If you would prefer to share your opinions directly with me, please message me. The aim of this message is to try to learn something out of it. I did some research on my own on exempt market products (and dealers) and of course all info you find on EMD websites are written, well... by EMDs so of course it shows their side of the story. I initially went to Canadian Capitalist website but there was nothing whatsoever on exempt market, but I found this post which was apparently kept for education purposes (my goal). Hence me hoping to see the other side of the story, i.e. individuals who may have had (good and bad) experiences in these types of investments, and what was the good and more importantly the bad.
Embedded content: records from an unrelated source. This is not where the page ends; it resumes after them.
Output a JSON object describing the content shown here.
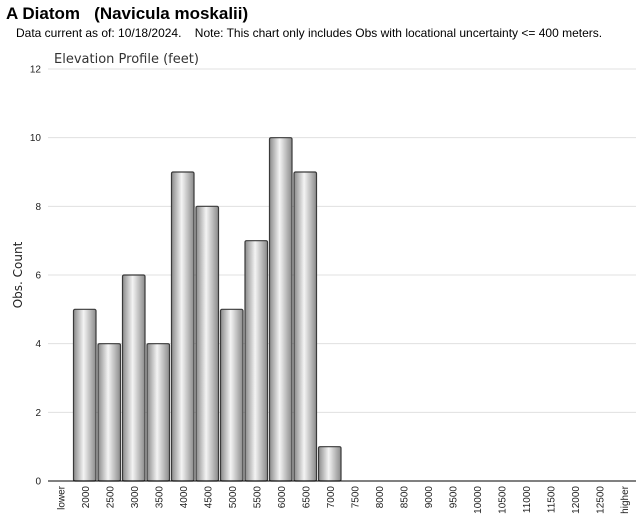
{
  "header": {
    "title": "A Diatom   (Navicula moskalii)",
    "subtitle": "Data current as of: 10/18/2024.    Note: This chart only includes Obs with locational uncertainty <= 400 meters."
  },
  "chart_data": {
    "type": "bar",
    "title": "Elevation Profile (feet)",
    "xlabel": "",
    "ylabel": "Obs. Count",
    "ylim": [
      0,
      12
    ],
    "yticks": [
      0,
      2,
      4,
      6,
      8,
      10,
      12
    ],
    "grid": true,
    "categories": [
      "lower",
      "2000",
      "2500",
      "3000",
      "3500",
      "4000",
      "4500",
      "5000",
      "5500",
      "6000",
      "6500",
      "7000",
      "7500",
      "8000",
      "8500",
      "9000",
      "9500",
      "10000",
      "10500",
      "11000",
      "11500",
      "12000",
      "12500",
      "higher"
    ],
    "values": [
      0,
      5,
      4,
      6,
      4,
      9,
      8,
      5,
      7,
      10,
      9,
      1,
      0,
      0,
      0,
      0,
      0,
      0,
      0,
      0,
      0,
      0,
      0,
      0
    ],
    "colors": {
      "bar_light": "#f4f4f4",
      "bar_dark": "#8a8a8a",
      "bar_stroke": "#3a3a3a",
      "grid": "#e0e0e0",
      "axis": "#000000"
    }
  }
}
I don't want to make any assumptions but it seems you think I am an EMD rep?


----------



## Spudd (Oct 11, 2011)

I'm not sure what you need beyond "high risk" and "illiquid" to scare you off. That would do it for me.


----------



## axelis (Jan 13, 2015)

so basically it's a case of "at first sight it looks too risky so let's not dig deeper?"...I don't necessarely agree. First time I was explained about options, it seems risky and scary and complex (and still kinda is to me) but I still tried to better understand the mechanics behind it. Now I'm doing the same with EM products, so i'm really looking for someone who can relate with a negative experience, i.e. "I invested money into product XYZ and here is what happened (i.e. returns were not as promised, or I was not able to get my principal back, or other bad things). I did talk to an EMD and of course their story is attractive, now I want the other side of the coin, the investors' point of view... anyone ?


----------



## Spudd (Oct 11, 2011)

Here's one:
http://www.theglobeandmail.com/repo...league-of-their-own/article16583968/?page=all

Here's another:
http://www.financialwisdomforum.org/forum/viewtopic.php?t=105756


----------



## axelis (Jan 13, 2015)

Thanks for sharing. Read the G&M article about League, I had not heard about it, good insight. I need some time to read the post from the other forum but looking at the first page it looks like Walton ("Invest in the land").

If anyone else is looking for info on the same topic, I'll add the only article I managed to find before on EM (same idea):
http://business.financialpost.com/2...g-goes-investments-but-play-at-your-own-risk/

Keep them coming please !


----------



## axelis (Jan 13, 2015)

Wow I'm only at page 2 of the post you shared and it's a horror story... but on the other hand the guy who invested $80k in something he does not understand at all, not the smartest move ever. I wonder how the story ends 

How about info on RainTree, someone seemed to have (bad) experience with them as well ?


----------



## axelis (Jan 13, 2015)

Ok so now that I did read (most) of the second post, it is a sad story, and the "kombat" guy lost quite a bit in it but hey "if it looks like a duck..." - that one was pretty obvious right from the beginning. Not sure if it really applies to my question about Exempt Market products though, as this one does not seem to be exempt (the first one - League - probably was). Hoping to get more names and stories from other members...


----------